To encourage pharmaceutical companies to gamble those resources on R&D, the FDA grants the manufacturer of a new drug an “exclusivity period,” in which only that company will be approved to market and sell that specific chemical drug.  Generally the exclusivity period is five years, although there are circumstances which can extend it.

At the end of that five-year period, the FDA will allow other pharmaceutical companies to market and sell a bio-identical version of that drug (usually under the actual chemical name, instead of the brand name which the originating company has been using).

But in order to do that, the generic manufacturer has to demonstrate to the FDA that their version is chemically bio-identical – it looks the same under the microscope, and it has the same effect in treatment. (Yes, that means further clinical trials in which the manufacturer of the generic drug demonstrates the therapeutic equivalence of its version to the original brand-name drug.)
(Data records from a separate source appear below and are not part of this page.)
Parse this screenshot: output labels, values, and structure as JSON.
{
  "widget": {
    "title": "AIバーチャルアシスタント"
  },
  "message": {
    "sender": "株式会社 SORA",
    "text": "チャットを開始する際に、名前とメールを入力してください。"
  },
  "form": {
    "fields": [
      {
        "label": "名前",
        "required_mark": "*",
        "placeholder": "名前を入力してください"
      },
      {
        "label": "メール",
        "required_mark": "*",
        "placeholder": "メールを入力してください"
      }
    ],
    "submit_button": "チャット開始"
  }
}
In other words, although the introduction of a generic drug doesn’t involve the same initial R&D expenses of the original brand-name drug, the FDA insists on the same level of quality control required for the name-brand drug.  And because the generic manufacturer doesn’t have the costs of all the R&D expenses to cover, it can usually offer the generic version at a significantly lower price.
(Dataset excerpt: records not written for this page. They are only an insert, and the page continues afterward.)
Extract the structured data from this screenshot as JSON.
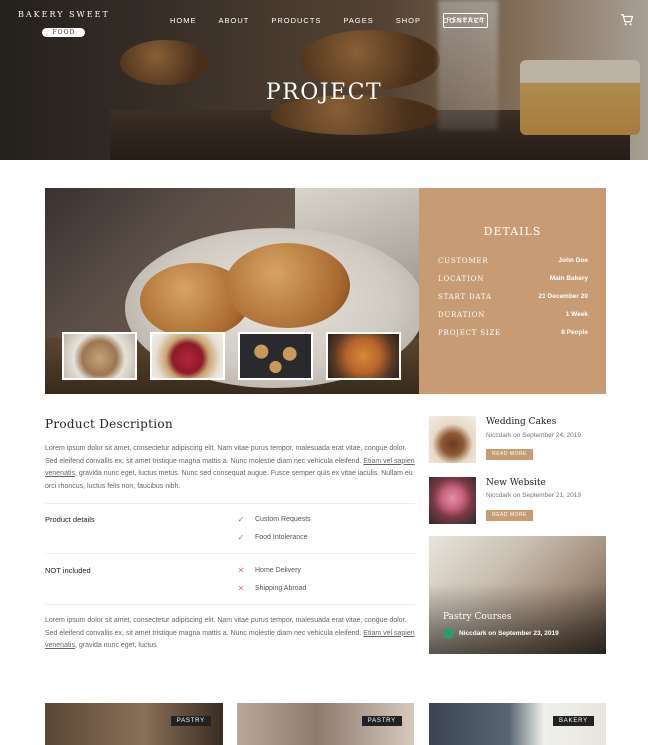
{
  "header": {
    "logo_main": "BAKERY SWEET",
    "logo_sub": "FOOD",
    "nav": [
      "HOME",
      "ABOUT",
      "PRODUCTS",
      "PAGES",
      "SHOP",
      "CONTACT"
    ],
    "reserve_label": "RESERVE",
    "cart_icon": "cart-icon"
  },
  "hero": {
    "title": "PROJECT"
  },
  "details": {
    "title": "DETAILS",
    "rows": [
      {
        "label": "CUSTOMER",
        "value": "John Doe"
      },
      {
        "label": "LOCATION",
        "value": "Main Bakery"
      },
      {
        "label": "START DATA",
        "value": "21 December 20"
      },
      {
        "label": "DURATION",
        "value": "1 Week"
      },
      {
        "label": "PROJECT SIZE",
        "value": "8 People"
      }
    ]
  },
  "description": {
    "title": "Product Description",
    "para1": "Lorem ipsum dolor sit amet, consectetur adipiscing elit. Nam vitae purus tempor, malesuada erat vitae, congue dolor. Sed eleifend convallis ex, sit amet tristique magna mattis a. Nunc molestie diam nec vehicula eleifend.",
    "para1_link": "Etiam vel sapien venenatis",
    "para1_tail": ", gravida nunc eget, luctus metus. Nunc sed consequat augue. Fusce semper quis ex vitae iaculis. Nullam eu orci rhoncus, luctus felis non, faucibus nibh.",
    "para2": "Lorem ipsum dolor sit amet, consectetur adipiscing elit. Nam vitae purus tempor, malesuada erat vitae, congue dolor. Sed eleifend convallis ex, sit amet tristique magna mattis a. Nunc molestie diam nec vehicula eleifend.",
    "para2_link": "Etiam vel sapien venenatis",
    "para2_tail": ", gravida nunc eget, luctus"
  },
  "features": {
    "included_label": "Product details",
    "included": [
      "Custom Requests",
      "Food Intolerance"
    ],
    "excluded_label": "NOT included",
    "excluded": [
      "Home Delivery",
      "Shipping Abroad"
    ]
  },
  "sidebar": {
    "posts": [
      {
        "title": "Wedding Cakes",
        "meta": "Niccdark on September 24, 2019",
        "button": "READ MORE"
      },
      {
        "title": "New Website",
        "meta": "Niccdark on September 21, 2019",
        "button": "READ MORE"
      }
    ],
    "feature": {
      "title": "Pastry Courses",
      "meta": "Niccdark on September 23, 2019"
    }
  },
  "bottom_cards": [
    {
      "badge": "PASTRY"
    },
    {
      "badge": "PASTRY"
    },
    {
      "badge": "BAKERY"
    }
  ]
}
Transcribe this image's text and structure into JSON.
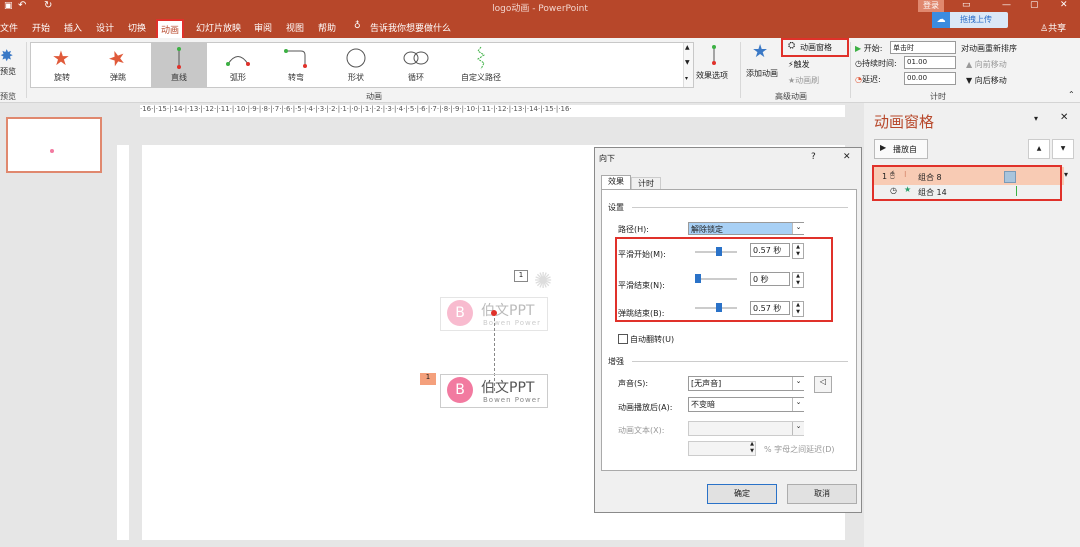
{
  "titlebar": {
    "title": "logo动画 - PowerPoint",
    "login": "登录"
  },
  "tabs": [
    {
      "label": "文件",
      "active": false
    },
    {
      "label": "开始",
      "active": false
    },
    {
      "label": "插入",
      "active": false
    },
    {
      "label": "设计",
      "active": false
    },
    {
      "label": "切换",
      "active": false
    },
    {
      "label": "动画",
      "active": true
    },
    {
      "label": "幻灯片放映",
      "active": false
    },
    {
      "label": "审阅",
      "active": false
    },
    {
      "label": "视图",
      "active": false
    },
    {
      "label": "帮助",
      "active": false
    }
  ],
  "tellme": "告诉我你想要做什么",
  "upload_label": "拖拽上传",
  "share_label": "共享",
  "ribbon": {
    "preview_label": "预览",
    "preview_group": "预览",
    "gallery": [
      {
        "label": "旋转",
        "icon": "spin-star-icon"
      },
      {
        "label": "弹跳",
        "icon": "bounce-star-icon"
      },
      {
        "label": "直线",
        "icon": "line-path-icon",
        "selected": true
      },
      {
        "label": "弧形",
        "icon": "arc-path-icon"
      },
      {
        "label": "转弯",
        "icon": "turn-path-icon"
      },
      {
        "label": "形状",
        "icon": "shape-path-icon"
      },
      {
        "label": "循环",
        "icon": "loop-path-icon"
      },
      {
        "label": "自定义路径",
        "icon": "custom-path-icon"
      }
    ],
    "animation_group": "动画",
    "effect_options": "效果选项",
    "add_animation": "添加动画",
    "anim_pane_btn": "动画窗格",
    "trigger": "触发",
    "anim_painter": "动画刷",
    "advanced_group": "高级动画",
    "start_label": "开始:",
    "start_value": "单击时",
    "duration_label": "持续时间:",
    "duration_value": "01.00",
    "delay_label": "延迟:",
    "delay_value": "00.00",
    "reorder_title": "对动画重新排序",
    "move_earlier": "向前移动",
    "move_later": "向后移动",
    "timing_group": "计时"
  },
  "ruler_text": "·16·|·15·|·14·|·13·|·12·|·11·|·10·|·9·|·8·|·7·|·6·|·5·|·4·|·3·|·2·|·1·|·0·|·1·|·2·|·3·|·4·|·5·|·6·|·7·|·8·|·9·|·10·|·11·|·12·|·13·|·14·|·15·|·16·",
  "slide": {
    "badge_top": "1",
    "badge_bottom": "1",
    "logo_letter": "B",
    "logo_text": "伯文PPT",
    "logo_sub": "Bowen Power"
  },
  "dialog": {
    "title": "向下",
    "help": "?",
    "close": "✕",
    "tabs": [
      "效果",
      "计时"
    ],
    "settings": "设置",
    "path_label": "路径(H):",
    "path_value": "解除锁定",
    "smooth_start_label": "平滑开始(M):",
    "smooth_start_value": "0.57 秒",
    "smooth_start_pct": 0.57,
    "smooth_end_label": "平滑结束(N):",
    "smooth_end_value": "0 秒",
    "smooth_end_pct": 0.0,
    "bounce_end_label": "弹跳结束(B):",
    "bounce_end_value": "0.57 秒",
    "bounce_end_pct": 0.57,
    "auto_reverse": "自动翻转(U)",
    "enhance": "增强",
    "sound_label": "声音(S):",
    "sound_value": "[无声音]",
    "after_label": "动画播放后(A):",
    "after_value": "不变暗",
    "text_label": "动画文本(X):",
    "delay_suffix": "% 字母之间延迟(D)",
    "ok": "确定",
    "cancel": "取消"
  },
  "animpane": {
    "title": "动画窗格",
    "play_from": "播放自",
    "items": [
      {
        "num": "1",
        "name": "组合 8",
        "selected": true
      },
      {
        "num": "",
        "name": "组合 14",
        "selected": false
      }
    ]
  },
  "colors": {
    "accent": "#b7472a",
    "highlight": "#e0312a",
    "logo": "#f27aa0"
  }
}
What Affects a Drug’s Cost?

There are three main factors which combine to result in the cost of a drug:

  • R&D costs to develop the drug (explored above). These costs largely aren’t shared by generic equivalents.
  • Actual manufacturing cost of the drug. Some chemical compounds require far more costly procedures to create or refine, or to store and transport (for instance, some drugs can only be packed in a factory-sealed delivery mechanism, or some must be kept at certain temperatures all through transport and storage).  These costs don’t change between brand-name and generic drugs; that’s why the generic equivalents of some astronomically priced name-brand drugs have price tags that are still surprisingly high; there simply may be no way to make the drug more cheaply.
  • Market forces and profit considerations. This is the hardest factor to quantify, and the source of most of the criticism of “Big Pharma.” Especially for a name-brand drug for which there is no generic equivalent yet, it’s in the company’s financial interest not just to charge what will cover its past R&D, but to raise their prices to whatever the market is willing to pay.  (And because third parties, both private and government-sponsored coverage, can shield the consumer from seeing the actual price charged for drugs, it’s often unclear to the end-user what the manufacturer is charging.) Generic drugs can act as a corrective to this, especially if more than one company is producing a generic equivalent; market pressures can reduce the price of both the original brand-name drug and the competing generic versions.
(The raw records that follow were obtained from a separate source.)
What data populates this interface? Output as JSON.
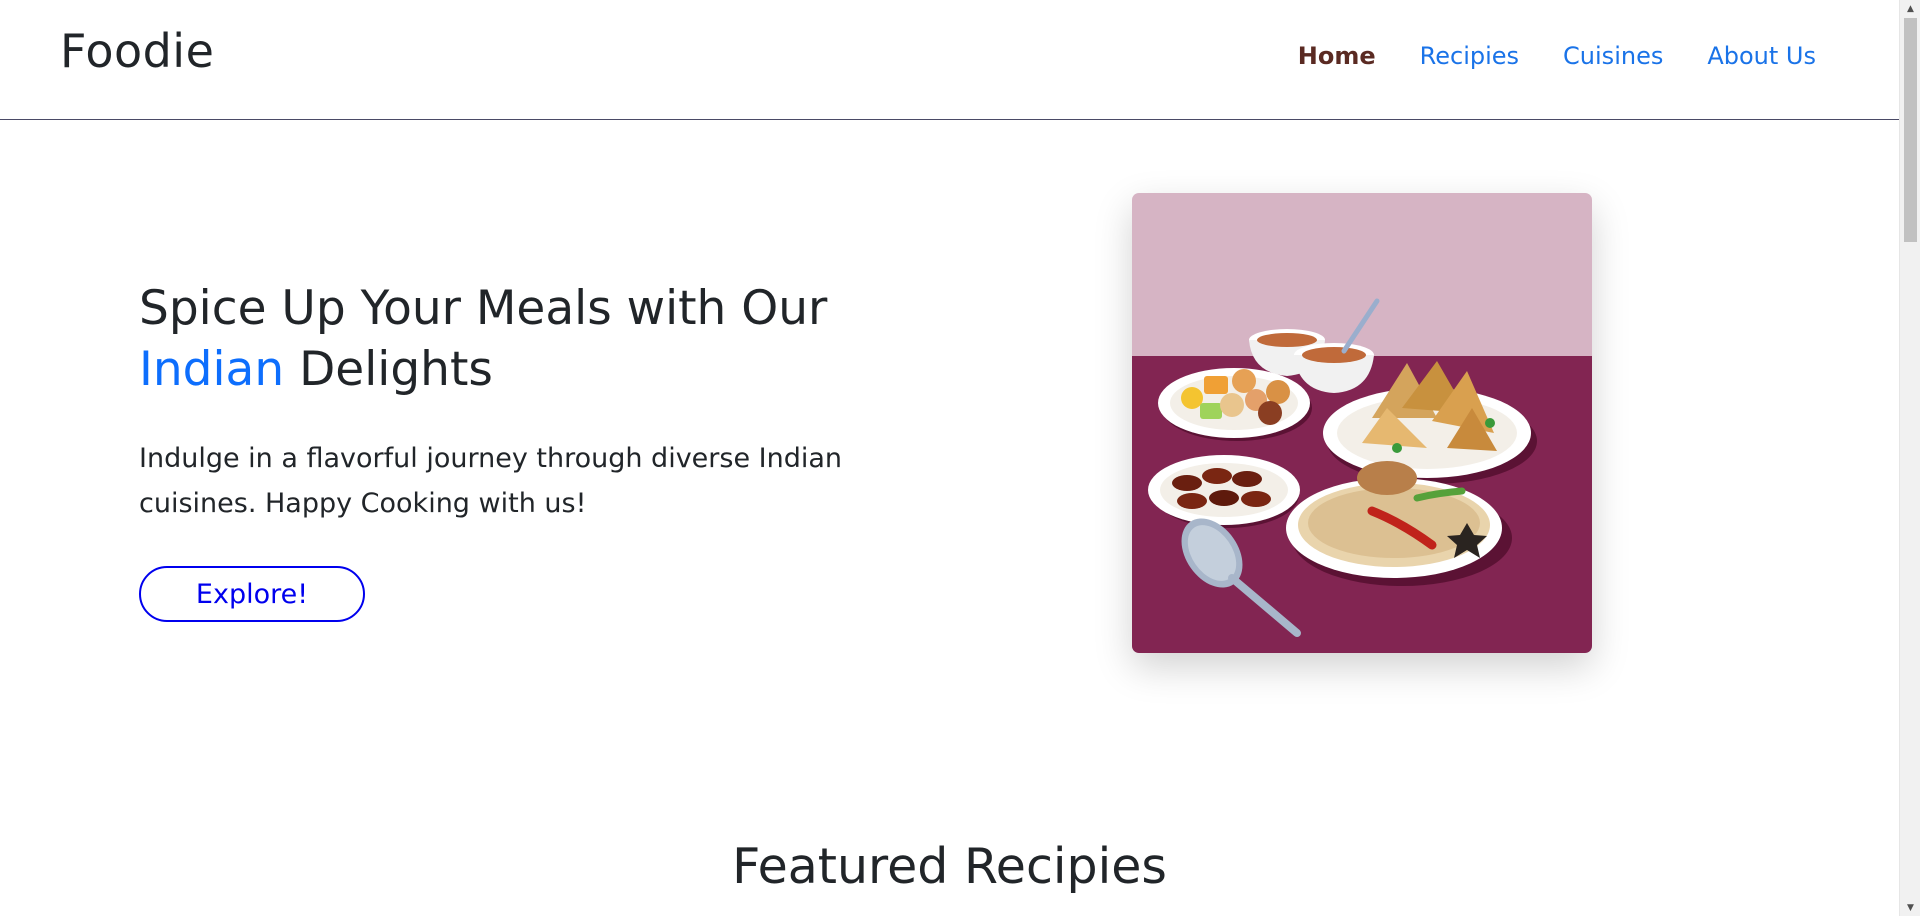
{
  "header": {
    "brand": "Foodie",
    "nav": [
      {
        "label": "Home",
        "active": true
      },
      {
        "label": "Recipies",
        "active": false
      },
      {
        "label": "Cuisines",
        "active": false
      },
      {
        "label": "About Us",
        "active": false
      }
    ]
  },
  "hero": {
    "title_part1": "Spice Up Your Meals with Our",
    "title_accent": "Indian",
    "title_part2": "Delights",
    "description": "Indulge in a flavorful journey through diverse Indian cuisines. Happy Cooking with us!",
    "button_label": "Explore!",
    "image_icon": "indian-food-platter-illustration"
  },
  "featured": {
    "title": "Featured Recipies"
  },
  "colors": {
    "accent": "#0d6efd",
    "nav_link": "#1a73e8",
    "nav_active": "#5a2a22",
    "button_border": "#0000ee",
    "image_bg_top": "#d6b4c4",
    "image_bg_bottom": "#822552"
  }
}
So Is the Generic Version Guaranteed to Be Absolutely, Completely Identical?

Well, not exactly.

The actual drug must be demonstrated to the FDA to be bio-identical.  However, most drugs are a combination of the actual chemical drug compound, plus inactive ingredients to make the actual pill or capsule. (Do you know how small a milligram is?  It’s one one-thousandth of a gram, which is about the weight of a paperclip. Often there have to be inactive ingredients just to make the pill large enough to pick up.) In very rare cases, people can have allergic or other reactions to the inactive ingredients in the generic but not the name-brand, or vice versa.

Most insurance plans will not cover the brand-name drug if a generic equivalent is available. However, if your provider can show to the insurance carrier that you react poorly to the generic but not to the brand-name, exceptions can often be made.